= Wharf Rats =

Sober concert-goers

Wharf Rats are a group of concert-goers who have chosen to live drug and alcohol-free. They arose out of the environment around the rock group the Grateful Dead and their followers the Deadheads, both of which were rooted in the drug-embracing counterculture of the 1960s.

Their primary purpose is to support other concert goers who choose to live drug-free, like themselves. They announce their presence with yellow balloons, signs, and the Wharf Rats information table. At a set break during Grateful Dead (and related) concerts they hold self-help style meetings but are not affiliated specifically with any twelve-step organization and have no requirement for attendance at one of their meetings besides providing some helpful drug free fellowship. Like Deadheads, members of Wharf Rats come from all walks of life. By 1990, the Wharf Rats mailing list had some 3,000 names.

The Wharf Rats began during the early 1980s as a group of Deadheads under the name "The Wharf Rat Group of Alcoholics Anonymous". The Wharf Rats originally came from a small group of Narcotics Anonymous members who went to a Grateful Dead concert in Philadelphia and located each other by their yellow balloons with the NA symbol drawn on in Magic Marker. However due to operational differences they soon split off from Narcotics Anonymous, and are not affiliated with them, AA, or any other twelve-step program (though many of members of the Wharf Rats are members of AA, NA or other 12-step programs). The Wharf Rats see themselves as "a group of friends sharing a common bond, providing support, information and some traction in an otherwise slippery environment." The relationship between the Wharf Rats and more traditional such groups has been studied in the academic journal Deviant Behavior.

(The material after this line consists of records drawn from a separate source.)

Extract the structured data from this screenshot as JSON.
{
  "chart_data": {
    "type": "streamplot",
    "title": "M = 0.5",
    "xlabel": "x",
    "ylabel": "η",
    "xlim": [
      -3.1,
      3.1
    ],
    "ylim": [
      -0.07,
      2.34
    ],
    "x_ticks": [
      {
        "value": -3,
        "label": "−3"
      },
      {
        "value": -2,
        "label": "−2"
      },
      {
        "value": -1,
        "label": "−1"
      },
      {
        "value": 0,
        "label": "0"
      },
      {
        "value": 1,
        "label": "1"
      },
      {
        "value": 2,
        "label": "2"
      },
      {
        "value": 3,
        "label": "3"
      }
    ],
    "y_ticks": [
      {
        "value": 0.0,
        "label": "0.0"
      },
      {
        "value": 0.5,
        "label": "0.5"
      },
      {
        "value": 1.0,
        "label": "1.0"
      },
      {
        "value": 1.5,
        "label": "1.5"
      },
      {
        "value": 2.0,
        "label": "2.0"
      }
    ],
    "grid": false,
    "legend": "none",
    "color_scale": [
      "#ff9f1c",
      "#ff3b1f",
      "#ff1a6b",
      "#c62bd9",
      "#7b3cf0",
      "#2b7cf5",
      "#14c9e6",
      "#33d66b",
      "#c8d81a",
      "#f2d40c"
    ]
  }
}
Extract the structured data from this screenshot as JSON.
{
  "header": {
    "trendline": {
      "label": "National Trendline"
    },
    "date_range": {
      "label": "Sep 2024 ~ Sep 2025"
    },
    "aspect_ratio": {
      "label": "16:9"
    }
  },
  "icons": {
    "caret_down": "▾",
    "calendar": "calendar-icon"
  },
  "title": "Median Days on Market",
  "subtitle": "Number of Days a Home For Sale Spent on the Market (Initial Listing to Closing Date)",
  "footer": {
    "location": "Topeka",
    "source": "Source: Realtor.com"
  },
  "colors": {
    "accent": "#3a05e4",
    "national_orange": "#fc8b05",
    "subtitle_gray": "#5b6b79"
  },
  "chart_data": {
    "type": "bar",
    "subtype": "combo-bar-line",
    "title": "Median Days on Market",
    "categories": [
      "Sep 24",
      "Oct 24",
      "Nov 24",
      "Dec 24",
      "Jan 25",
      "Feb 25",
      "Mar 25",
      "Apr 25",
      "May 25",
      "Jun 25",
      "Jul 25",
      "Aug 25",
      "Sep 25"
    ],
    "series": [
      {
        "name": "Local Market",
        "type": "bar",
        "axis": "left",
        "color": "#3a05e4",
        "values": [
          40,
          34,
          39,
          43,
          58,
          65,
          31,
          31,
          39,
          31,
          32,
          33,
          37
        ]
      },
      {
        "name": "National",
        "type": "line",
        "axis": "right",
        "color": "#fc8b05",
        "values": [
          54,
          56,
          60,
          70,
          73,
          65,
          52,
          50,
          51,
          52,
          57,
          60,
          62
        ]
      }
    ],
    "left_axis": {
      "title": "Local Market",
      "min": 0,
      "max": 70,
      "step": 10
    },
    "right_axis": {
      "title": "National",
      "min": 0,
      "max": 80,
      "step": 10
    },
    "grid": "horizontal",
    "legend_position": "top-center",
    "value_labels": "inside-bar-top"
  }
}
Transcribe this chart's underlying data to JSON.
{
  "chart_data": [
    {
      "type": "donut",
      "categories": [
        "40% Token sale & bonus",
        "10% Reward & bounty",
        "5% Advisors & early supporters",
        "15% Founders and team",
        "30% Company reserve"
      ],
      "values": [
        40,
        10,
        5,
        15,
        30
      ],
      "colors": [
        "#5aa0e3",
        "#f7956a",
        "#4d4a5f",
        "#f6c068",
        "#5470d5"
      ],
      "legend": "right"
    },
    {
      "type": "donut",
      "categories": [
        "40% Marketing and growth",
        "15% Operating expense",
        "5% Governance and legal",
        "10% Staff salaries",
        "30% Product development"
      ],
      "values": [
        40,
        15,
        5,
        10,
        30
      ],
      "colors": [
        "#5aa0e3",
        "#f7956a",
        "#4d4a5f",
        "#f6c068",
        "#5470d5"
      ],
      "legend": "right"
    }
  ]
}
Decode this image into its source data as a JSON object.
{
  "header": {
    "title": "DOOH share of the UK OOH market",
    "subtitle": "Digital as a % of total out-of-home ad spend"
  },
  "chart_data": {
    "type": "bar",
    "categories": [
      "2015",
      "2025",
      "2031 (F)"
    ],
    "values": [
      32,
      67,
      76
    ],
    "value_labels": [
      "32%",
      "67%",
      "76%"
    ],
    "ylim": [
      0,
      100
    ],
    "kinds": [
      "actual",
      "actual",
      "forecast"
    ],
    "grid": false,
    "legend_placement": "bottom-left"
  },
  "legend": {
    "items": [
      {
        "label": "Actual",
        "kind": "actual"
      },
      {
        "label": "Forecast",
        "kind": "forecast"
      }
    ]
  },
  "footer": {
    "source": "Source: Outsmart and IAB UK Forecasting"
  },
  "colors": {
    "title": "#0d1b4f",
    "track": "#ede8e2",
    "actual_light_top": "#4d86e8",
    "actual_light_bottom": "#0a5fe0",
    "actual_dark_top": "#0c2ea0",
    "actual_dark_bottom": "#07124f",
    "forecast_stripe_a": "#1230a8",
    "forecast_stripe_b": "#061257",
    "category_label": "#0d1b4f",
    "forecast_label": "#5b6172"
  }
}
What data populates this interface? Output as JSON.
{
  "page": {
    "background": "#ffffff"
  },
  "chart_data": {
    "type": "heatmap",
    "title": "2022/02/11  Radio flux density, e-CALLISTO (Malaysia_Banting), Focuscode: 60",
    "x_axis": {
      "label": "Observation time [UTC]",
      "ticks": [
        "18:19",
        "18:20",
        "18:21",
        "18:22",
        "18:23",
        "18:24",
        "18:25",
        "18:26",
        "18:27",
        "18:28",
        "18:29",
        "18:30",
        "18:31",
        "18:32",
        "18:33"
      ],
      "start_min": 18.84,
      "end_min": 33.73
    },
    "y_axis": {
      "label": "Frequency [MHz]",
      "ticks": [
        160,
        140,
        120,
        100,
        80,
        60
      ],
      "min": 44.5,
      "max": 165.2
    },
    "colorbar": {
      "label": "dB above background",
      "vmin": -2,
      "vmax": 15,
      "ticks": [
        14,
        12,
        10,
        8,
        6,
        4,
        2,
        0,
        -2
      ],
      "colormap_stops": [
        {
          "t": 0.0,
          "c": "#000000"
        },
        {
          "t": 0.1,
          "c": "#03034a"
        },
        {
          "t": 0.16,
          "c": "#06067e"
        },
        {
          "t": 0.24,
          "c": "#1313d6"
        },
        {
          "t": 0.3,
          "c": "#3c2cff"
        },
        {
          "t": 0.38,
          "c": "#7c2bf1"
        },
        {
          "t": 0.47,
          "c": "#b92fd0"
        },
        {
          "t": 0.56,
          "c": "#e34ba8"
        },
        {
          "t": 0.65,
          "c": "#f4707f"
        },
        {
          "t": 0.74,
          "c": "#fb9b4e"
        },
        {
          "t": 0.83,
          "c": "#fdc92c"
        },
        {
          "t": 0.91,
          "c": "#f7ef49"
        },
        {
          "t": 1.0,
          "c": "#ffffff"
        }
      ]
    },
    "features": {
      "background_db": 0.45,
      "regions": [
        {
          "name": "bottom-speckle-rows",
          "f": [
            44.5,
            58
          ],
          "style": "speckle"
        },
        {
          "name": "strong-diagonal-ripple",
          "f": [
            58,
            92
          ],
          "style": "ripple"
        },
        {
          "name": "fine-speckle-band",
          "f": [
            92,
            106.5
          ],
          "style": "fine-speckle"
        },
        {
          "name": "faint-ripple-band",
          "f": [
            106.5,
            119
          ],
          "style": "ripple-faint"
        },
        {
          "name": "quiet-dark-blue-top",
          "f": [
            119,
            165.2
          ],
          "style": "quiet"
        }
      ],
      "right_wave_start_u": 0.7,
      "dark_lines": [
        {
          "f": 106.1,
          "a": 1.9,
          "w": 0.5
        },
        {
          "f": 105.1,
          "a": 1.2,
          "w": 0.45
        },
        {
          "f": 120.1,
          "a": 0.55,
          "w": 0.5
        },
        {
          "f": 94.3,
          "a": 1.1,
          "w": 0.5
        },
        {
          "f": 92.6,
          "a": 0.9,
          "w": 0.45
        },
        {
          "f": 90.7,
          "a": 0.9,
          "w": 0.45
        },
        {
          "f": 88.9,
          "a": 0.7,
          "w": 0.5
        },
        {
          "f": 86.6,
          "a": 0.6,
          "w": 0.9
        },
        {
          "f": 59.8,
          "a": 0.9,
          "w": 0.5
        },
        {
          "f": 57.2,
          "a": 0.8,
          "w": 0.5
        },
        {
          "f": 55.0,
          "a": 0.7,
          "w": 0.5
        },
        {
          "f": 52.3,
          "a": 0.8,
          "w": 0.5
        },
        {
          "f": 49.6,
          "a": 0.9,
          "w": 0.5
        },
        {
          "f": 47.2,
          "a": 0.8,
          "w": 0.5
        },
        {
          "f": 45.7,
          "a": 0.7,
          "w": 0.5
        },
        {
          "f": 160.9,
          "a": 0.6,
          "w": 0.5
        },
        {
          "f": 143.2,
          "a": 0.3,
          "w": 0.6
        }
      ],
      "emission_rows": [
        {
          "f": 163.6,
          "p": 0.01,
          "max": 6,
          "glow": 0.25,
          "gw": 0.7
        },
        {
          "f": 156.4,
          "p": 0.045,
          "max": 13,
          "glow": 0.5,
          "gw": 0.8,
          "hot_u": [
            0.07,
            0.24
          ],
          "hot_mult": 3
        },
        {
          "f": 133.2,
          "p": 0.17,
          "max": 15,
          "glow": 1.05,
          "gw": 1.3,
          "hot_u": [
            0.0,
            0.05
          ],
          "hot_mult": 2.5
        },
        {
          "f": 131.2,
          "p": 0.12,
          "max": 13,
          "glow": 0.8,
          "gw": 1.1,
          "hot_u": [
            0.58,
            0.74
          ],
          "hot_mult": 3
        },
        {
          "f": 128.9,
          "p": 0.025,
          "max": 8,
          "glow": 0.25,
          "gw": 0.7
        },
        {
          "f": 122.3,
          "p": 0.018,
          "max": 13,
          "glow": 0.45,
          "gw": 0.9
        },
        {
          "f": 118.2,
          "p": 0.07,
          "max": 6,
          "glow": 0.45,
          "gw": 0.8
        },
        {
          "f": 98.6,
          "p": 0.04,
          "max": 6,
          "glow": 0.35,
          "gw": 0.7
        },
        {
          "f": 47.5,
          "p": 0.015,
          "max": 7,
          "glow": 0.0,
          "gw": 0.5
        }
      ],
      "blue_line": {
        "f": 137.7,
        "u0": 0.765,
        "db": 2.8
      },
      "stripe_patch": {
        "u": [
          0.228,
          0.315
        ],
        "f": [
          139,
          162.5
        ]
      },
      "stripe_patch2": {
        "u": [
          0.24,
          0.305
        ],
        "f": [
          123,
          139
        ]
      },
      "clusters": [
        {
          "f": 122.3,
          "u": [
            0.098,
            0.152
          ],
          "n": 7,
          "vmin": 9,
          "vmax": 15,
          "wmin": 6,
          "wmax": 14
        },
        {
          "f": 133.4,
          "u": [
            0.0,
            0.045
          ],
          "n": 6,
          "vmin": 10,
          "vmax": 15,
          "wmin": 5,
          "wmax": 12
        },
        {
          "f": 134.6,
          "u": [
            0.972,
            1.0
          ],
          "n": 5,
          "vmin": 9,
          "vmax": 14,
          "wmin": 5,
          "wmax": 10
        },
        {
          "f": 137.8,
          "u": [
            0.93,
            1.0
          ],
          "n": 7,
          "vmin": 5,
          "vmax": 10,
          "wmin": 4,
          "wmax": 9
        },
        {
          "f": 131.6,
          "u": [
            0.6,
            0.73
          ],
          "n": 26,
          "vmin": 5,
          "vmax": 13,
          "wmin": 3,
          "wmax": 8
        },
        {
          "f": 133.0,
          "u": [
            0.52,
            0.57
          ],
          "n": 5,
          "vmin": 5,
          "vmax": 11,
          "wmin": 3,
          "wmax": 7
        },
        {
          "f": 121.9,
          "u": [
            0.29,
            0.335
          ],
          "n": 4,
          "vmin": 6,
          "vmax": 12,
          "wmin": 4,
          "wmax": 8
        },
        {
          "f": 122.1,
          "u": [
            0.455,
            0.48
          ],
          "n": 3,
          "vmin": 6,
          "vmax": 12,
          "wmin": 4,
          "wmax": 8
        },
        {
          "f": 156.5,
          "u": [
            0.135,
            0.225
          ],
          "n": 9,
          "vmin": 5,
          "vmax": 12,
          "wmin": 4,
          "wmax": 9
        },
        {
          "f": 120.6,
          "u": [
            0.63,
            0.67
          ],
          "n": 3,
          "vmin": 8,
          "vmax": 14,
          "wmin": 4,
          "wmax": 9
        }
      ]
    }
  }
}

While the Wharf Rats originated at Grateful Dead concerts, they now have a presence at other concerts as well. Similar groups include The Phellowship for Phish, The Gateway for Widespread Panic, The Jellyfish for The String Cheese Incident, Much Obliged for Umphrey's McGee, Happy Hour Heroes for moe., the Digital Buddhas for The Disco Biscuits, Better Than Before for The Werks, the Hummingbirds for Bassnectar, and the Sunny Bunny Recovery for Ween, Dustie Baggies for Billy Strings and The Hot Tea Party for Goose—all based on the Wharf Rats, which remain the best-known.

The name of this group comes from the 1971 Dead song "Wharf Rat" (written by Jerry Garcia and Robert Hunter and appearing on Skull & Roses), which contains the self-told story of August West, a down-and-out dockside wino. By at least one interpretation, the song was aimed partly at Deadheads.